雨にぬれても完封への熱意は冷めなかった。浦和学院(南埼玉)・渡辺は9回2死、二松学舎大付(東東京)の代打堀川を、自信の144キロで二ゴロとし109球で完封。打者のバットを拾い、手渡す心配りも見せた。「気持ちよかったです。誰もが夢見る甲子園で完封できて、うれしい」。6-0で32年ぶりの8強入りを決め、顔をほころばせた。

 マウンドは譲りたくなかった。7回終了後、森士(おさむ)監督(54)から継投を打診されたが「いかせてください」と直訴した。指揮官は「(6番の)左打者に回ったら9回2死でも代える」と通告。8回以降はギアを上げて3者凡退とし、完封。それでも「わがままを聞いていただきました。今日は90点。抜けるスライダーがあったので、修正したい」と反省した。

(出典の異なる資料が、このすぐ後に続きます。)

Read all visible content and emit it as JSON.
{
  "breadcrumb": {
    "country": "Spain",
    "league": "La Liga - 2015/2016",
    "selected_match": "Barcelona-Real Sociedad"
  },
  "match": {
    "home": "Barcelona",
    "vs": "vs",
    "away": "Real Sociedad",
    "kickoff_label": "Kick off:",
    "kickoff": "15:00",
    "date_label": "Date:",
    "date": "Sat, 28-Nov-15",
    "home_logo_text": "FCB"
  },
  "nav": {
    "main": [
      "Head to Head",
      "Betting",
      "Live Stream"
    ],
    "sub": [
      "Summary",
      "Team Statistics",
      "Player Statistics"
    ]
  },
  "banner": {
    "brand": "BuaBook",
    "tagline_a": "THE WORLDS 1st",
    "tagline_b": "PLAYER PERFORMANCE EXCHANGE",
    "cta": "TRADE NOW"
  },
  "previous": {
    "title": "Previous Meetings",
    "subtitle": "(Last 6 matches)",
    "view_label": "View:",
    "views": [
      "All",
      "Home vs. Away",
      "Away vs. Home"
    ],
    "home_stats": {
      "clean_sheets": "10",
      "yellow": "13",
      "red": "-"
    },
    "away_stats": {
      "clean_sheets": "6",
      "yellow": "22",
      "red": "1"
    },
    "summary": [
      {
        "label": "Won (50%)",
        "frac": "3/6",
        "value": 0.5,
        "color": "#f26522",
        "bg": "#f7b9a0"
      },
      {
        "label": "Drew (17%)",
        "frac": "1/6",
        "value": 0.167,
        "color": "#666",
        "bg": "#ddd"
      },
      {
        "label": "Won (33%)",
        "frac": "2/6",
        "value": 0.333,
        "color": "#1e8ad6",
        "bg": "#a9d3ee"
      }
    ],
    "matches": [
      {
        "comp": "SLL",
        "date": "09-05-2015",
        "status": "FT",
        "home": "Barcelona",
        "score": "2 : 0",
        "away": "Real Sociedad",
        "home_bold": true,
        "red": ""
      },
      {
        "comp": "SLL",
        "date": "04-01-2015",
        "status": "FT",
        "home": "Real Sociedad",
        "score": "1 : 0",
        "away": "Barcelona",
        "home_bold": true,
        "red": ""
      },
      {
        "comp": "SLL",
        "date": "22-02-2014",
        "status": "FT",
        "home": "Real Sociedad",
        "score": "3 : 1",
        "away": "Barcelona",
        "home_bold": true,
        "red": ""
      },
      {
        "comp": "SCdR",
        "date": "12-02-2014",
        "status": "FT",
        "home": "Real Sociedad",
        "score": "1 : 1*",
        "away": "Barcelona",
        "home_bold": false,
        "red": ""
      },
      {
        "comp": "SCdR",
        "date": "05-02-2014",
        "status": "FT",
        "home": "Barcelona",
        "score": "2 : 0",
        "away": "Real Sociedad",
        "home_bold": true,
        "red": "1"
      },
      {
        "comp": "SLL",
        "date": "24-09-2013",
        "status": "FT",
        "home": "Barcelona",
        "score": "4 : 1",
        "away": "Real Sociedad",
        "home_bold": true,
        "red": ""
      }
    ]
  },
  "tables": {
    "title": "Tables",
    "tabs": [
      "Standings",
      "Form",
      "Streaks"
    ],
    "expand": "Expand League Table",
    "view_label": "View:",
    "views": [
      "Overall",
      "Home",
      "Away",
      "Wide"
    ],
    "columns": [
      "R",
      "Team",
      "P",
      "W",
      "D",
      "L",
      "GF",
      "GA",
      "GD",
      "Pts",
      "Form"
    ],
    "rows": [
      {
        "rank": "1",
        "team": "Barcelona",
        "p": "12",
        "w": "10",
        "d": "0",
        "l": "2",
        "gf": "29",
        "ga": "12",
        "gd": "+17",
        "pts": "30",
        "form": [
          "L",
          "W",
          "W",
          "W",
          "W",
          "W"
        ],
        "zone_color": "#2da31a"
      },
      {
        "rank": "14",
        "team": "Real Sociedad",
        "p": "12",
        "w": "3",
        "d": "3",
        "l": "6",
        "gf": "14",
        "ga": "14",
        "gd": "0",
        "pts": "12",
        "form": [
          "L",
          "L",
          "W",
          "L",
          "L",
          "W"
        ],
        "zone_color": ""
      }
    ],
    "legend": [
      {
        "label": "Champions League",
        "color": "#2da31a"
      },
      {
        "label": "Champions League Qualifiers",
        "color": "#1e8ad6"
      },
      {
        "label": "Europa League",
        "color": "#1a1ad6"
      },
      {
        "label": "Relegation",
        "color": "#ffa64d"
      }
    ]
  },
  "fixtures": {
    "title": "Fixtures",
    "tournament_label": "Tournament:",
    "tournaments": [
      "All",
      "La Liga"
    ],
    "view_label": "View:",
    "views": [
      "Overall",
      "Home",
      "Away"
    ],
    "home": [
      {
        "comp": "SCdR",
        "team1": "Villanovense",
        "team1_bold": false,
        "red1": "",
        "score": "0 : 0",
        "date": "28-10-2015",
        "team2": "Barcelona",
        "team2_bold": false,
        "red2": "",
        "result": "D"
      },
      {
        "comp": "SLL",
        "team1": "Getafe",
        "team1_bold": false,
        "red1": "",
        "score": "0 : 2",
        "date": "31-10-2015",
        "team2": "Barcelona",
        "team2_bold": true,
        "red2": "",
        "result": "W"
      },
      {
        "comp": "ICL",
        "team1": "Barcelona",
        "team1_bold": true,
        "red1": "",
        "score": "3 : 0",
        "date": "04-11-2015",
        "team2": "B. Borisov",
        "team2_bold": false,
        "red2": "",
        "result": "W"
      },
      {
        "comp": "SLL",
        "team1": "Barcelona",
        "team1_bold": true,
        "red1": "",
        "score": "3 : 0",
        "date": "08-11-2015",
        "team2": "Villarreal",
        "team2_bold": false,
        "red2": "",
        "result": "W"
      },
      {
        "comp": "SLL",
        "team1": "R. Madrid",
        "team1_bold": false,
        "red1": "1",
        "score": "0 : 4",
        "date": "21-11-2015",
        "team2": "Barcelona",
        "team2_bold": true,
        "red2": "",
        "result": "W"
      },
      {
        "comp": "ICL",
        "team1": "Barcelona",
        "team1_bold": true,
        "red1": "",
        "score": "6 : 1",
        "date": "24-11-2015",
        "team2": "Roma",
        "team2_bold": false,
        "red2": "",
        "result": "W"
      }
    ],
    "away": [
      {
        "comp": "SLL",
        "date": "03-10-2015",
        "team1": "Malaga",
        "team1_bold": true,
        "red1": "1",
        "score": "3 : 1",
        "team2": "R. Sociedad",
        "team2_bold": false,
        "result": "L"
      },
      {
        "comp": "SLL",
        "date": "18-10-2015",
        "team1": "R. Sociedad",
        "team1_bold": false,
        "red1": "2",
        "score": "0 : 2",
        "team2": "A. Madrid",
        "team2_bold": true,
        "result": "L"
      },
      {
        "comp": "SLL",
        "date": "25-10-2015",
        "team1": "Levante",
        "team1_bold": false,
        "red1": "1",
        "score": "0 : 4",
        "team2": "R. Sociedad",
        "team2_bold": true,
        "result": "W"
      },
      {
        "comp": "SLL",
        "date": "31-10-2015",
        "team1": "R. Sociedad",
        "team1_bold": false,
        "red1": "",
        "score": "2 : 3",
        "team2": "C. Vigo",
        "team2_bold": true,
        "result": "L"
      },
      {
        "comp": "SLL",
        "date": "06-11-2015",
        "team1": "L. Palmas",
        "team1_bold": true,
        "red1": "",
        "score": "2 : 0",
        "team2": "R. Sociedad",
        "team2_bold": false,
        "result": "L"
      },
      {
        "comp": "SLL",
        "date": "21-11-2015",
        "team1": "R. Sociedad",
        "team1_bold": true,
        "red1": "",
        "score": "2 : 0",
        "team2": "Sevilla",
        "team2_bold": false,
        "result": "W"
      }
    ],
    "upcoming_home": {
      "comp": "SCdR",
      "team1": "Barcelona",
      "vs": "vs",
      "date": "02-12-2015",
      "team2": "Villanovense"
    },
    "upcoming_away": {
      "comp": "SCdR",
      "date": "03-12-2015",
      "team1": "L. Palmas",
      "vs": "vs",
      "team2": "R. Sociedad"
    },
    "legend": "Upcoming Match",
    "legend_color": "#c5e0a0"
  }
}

 天性の投手だ。今夏県大会前、「直球だけでは勝てない。小さく動く変化球がほしい」と決意。ブルペンに入り、投げた初球。微妙な変化をする見事なツーシームが決まった。わずか1日で習得。投球の幅が広がった。中学時代からケガに悩まされ、2年秋に右肩を負傷。憧れのエンゼルス大谷の投球フォームを研究した。体重移動など、下半身の使い方を重点的に動画でチェック。軸足にしっかり体重をかけ、長身で柔らかく腕を振り下ろす姿から、投球後の動作までそっくりに仕上がり「しっくりきた」。OBの木塚敦志(元DeNA)、三浦貴(元巨人)、大竹寛(巨人)らを指導してきた27年目の監督から「右ではナンバーワン。ポテンシャルは渡辺が一番上」と期待される逸材だ。

 甲子園初戦は4人の継投で勝ち、3回戦では完封と8強で唯一無失点を誇る。最強投手陣の軸になる背番号11は「浦和学院の歴史を、塗り替えられるように頑張りたい」と頂点を見据えた。【保坂恭子】

 ◆渡辺勇太朗(わたなべ・ゆうたろう)2000年(平12)9月21日生まれ、埼玉県羽生市出身。小学1年、手小林ブラックスで野球を始め、羽生東中軟式野球部から浦和学院入り。持ち球は直球、カーブ、2種類のスライダー、スプリット、ツーシーム。最速149キロ。遠投100メートル。趣味は音楽を聴くこと。家族は父、母、2人の兄。兄の名前は将太朗、亮太朗。190センチ、90キロ。右投げ右打ち。